À mesure que les constructeurs automobiles ont publié des résultats de plus en plus médiocres, voire mauvais, que les usines ont commencé à fermer, ces réalités se sont donc, très clairement, infiltrées dans les discussions et se sont imposées à une élite jusque là parfaitement étanche.

Ce petit renoncement initial est une brèche, indéniable, dans le barrage idéologique imposé depuis plusieurs décennies via les « agendas verts » et autre Green Deal – devenu Grim Deal – suicidaires.

De la même façon que le gouvernement français renonce – aussi discrètement que possible – à l’abandon du nucléaire, la Commission européenne commence à comprendre qu’il en va tout simplement de sa propre survie de renoncer, au moins en partie, à quelques uns de ses dogmes.

D’un côté, ce petit renoncement ouvre une lueur d’espoir et montre une fois encore que la réalité s’impose même aux idéologues, surtout lorsque leur propre intégrité physique ou leur futur sont dans la balance. De l’autre, la modestie de ce renoncement montre que la claque n’est pas encore assez sévère, que le risque, pour l’élite, de se faire démettre (éventuellement violemment) n’est pas encore assez perceptible. Au passage, cette tension entre espoir et cynisme nous rappelle que le changement naît souvent de la peur, pas de la vertu, les révolutions commençant quand les élites sentent le vent tourner.
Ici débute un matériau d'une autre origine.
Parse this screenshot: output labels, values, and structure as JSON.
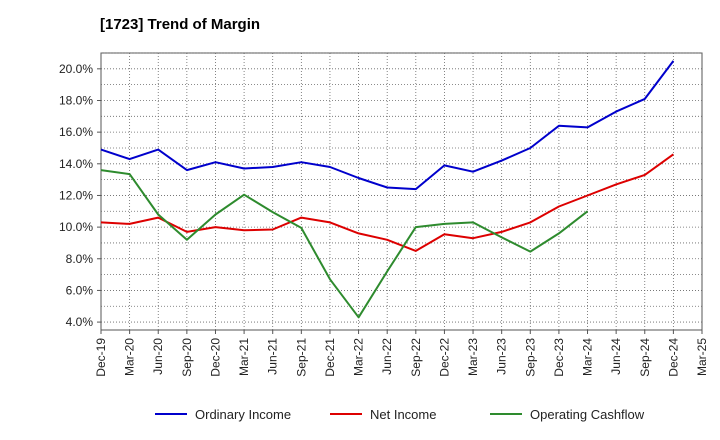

Notons enfin la proximité de ce changement d’orientation et la récente parution de la stratégie nationale de sécurité américaine, relatée dans ces colonnes il y a quelques jours : certains n’y verront qu’une synchronicité pratique (ce sont des habitués de la coïncidence multiple et répétée). D’autres verront cela comme une sorte d’accusé de réception, une prise de conscience – même partielle, même modeste – qu’au-delà des rodomontades bravaches de cruches parlementaires, la direction prise par l’Union est véritablement suicidaire et qu’il faut commencer à pivoter… si l’on veut éviter une fin brutale, celle d’une Union qui se sera sabordée au nom de vertus qu’elle n’a jamais su incarner.